We did some rails in AB’s car and headed back for the other basement. Rick told me his connect brought his four-year-old kid with him in the car.
If you ever want to quickly square the difference between having your heartbreak in the room and wanting to show off the old heartbreak to the next heartbreak, my advice is to just be extremely high.
We talked the whole way back downtown. Rick interviewed us about everything that had happened since high school.
AB got us back to RiNo easily, but there was no parking; the party had doubled or tripled in size. Rick tried to navigate her onto a corner of dirt right in front of a stop sign.
“I’m not driving up over a curb, you’re crazy.”
“Just pretend you’re at a concert or a big festival, you get wiggle room in this situation,” Rick advised.
“Naw, we’re not wiggling like that.” She got us on a proper curb five blocks away, chin up and focused.
It was all coming together. I somehow had them both, the chic set and my suburban girl. After our stroll I introduced AB to several people and promised everybody too much and told them too much. It was time to loop Sig in on this perfectly congruous social network I had in my head.
AB and Rick stayed outside and I swept through the inside. The high hat from the house music drilled right through my ear and wobbled my confidence. I crammed sideways through the room once, twice, found one of the remaining DJs.
Sig had left with the Party Sphinx, he said. Rick left with the last of our buy. I left with AB. We walked the five blocks back to her car and started the long ride out to Aurora.
Her little sister and her fiancé were asleep on a couch in front of a massive TV showing the DVD selection menu for Lord of the Rings.
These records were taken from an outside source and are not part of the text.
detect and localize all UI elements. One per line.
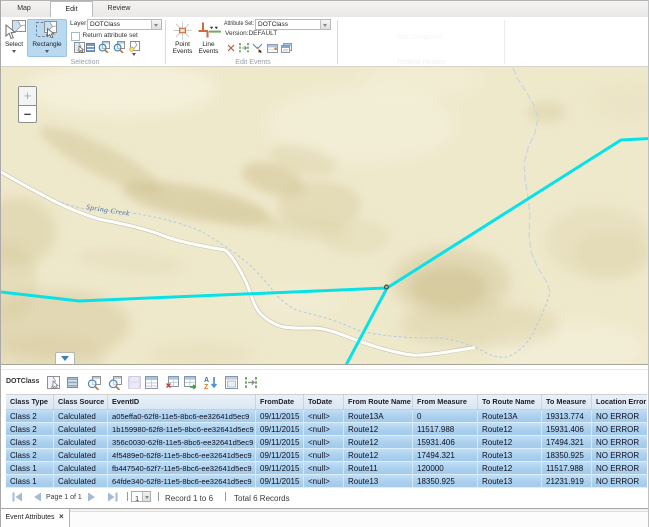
svg-text:Z: Z	[204, 384, 209, 389]
svg-text:A: A	[204, 377, 209, 384]
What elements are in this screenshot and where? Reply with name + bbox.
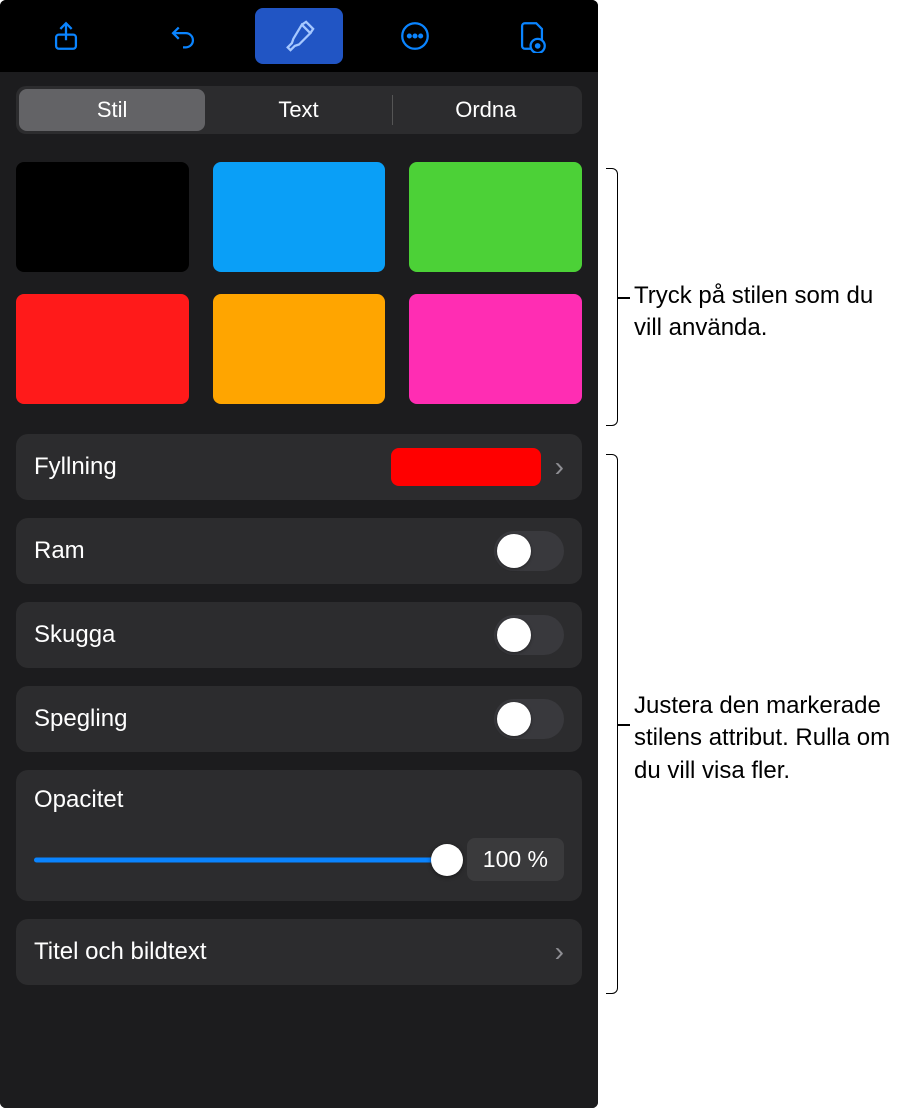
callout-connector (618, 724, 630, 726)
fill-color-chip (391, 448, 541, 486)
doc-insert-icon (515, 19, 549, 53)
undo-icon (166, 19, 200, 53)
border-toggle[interactable] (494, 531, 564, 571)
style-swatch-blue[interactable] (213, 162, 386, 272)
callout-bracket-attributes (606, 454, 618, 994)
more-button[interactable] (371, 8, 459, 64)
style-swatch-black[interactable] (16, 162, 189, 272)
reflection-toggle[interactable] (494, 699, 564, 739)
opacity-value: 100 % (467, 838, 564, 881)
tab-label: Stil (97, 97, 128, 123)
reflection-label: Spegling (34, 705, 494, 733)
share-icon (49, 19, 83, 53)
style-swatch-pink[interactable] (409, 294, 582, 404)
format-panel: Stil Text Ordna Fyllning › (0, 0, 598, 1108)
shadow-row: Skugga (16, 602, 582, 668)
callout-connector (618, 297, 630, 299)
title-caption-row[interactable]: Titel och bildtext › (16, 919, 582, 985)
format-brush-button[interactable] (255, 8, 343, 64)
opacity-label: Opacitet (34, 786, 564, 814)
border-label: Ram (34, 537, 494, 565)
callout-swatches: Tryck på stilen som du vill använda. (634, 280, 904, 345)
fill-label: Fyllning (34, 453, 391, 481)
border-row: Ram (16, 518, 582, 584)
style-swatch-orange[interactable] (213, 294, 386, 404)
shadow-toggle[interactable] (494, 615, 564, 655)
tab-text[interactable]: Text (205, 89, 391, 131)
panel-body: Stil Text Ordna Fyllning › (0, 72, 598, 1108)
format-tabs: Stil Text Ordna (16, 86, 582, 134)
callout-bracket-swatches (606, 168, 618, 426)
style-swatch-grid (16, 162, 582, 404)
fill-row[interactable]: Fyllning › (16, 434, 582, 500)
callout-attributes: Justera den markerade stilens attribut. … (634, 690, 904, 787)
style-swatch-red[interactable] (16, 294, 189, 404)
chevron-right-icon: › (555, 451, 564, 483)
opacity-row: Opacitet 100 % (16, 770, 582, 901)
tab-ordna[interactable]: Ordna (393, 89, 579, 131)
tab-label: Text (278, 97, 318, 123)
reflection-row: Spegling (16, 686, 582, 752)
share-button[interactable] (22, 8, 110, 64)
title-caption-label: Titel och bildtext (34, 938, 555, 966)
tab-label: Ordna (455, 97, 516, 123)
toolbar (0, 0, 598, 72)
tab-stil[interactable]: Stil (19, 89, 205, 131)
shadow-label: Skugga (34, 621, 494, 649)
attribute-rows: Fyllning › Ram Skugga Spegling Opacitet (16, 434, 582, 985)
brush-icon (282, 19, 316, 53)
chevron-right-icon: › (555, 936, 564, 968)
opacity-slider[interactable] (34, 846, 449, 874)
document-settings-button[interactable] (488, 8, 576, 64)
style-swatch-green[interactable] (409, 162, 582, 272)
more-icon (398, 19, 432, 53)
undo-button[interactable] (139, 8, 227, 64)
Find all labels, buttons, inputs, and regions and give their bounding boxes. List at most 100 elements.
They woke up and joshed with us just the same as if we’d wandered in on a Saturday afternoon 15 years ago. It was like a painting waving back at you; my intake of yayo was out of balance with the alcohol intake. I needed the sedative of her skin.
AB took me through the kitchen and down to her basement. Sometimes back in the day I’d get hints about the other ABs in that cuddly frame. She asked me if I wanted to see the video she made of her playing with herself earlier that day. I didn’t, but I tried when she offered to lay back in the laundry all over her bed — that detail was also new to me and even more shocking somehow — and just give me all the things I was too shy to ask for in my teens and twenties.
I couldn’t take them. The emotions and arousal were extreme. The hardware was uncooperative and dawn came and I had to burn out what was left of my throat smoking and trying look normal in their front yard while my cab came, and that was another $52 on the card.
My private bowl of the city night turned the color of an institutional band shell. I composed the first of 22 texts I’d send Sig that morning.
I didn’t hear from her for 72 hours.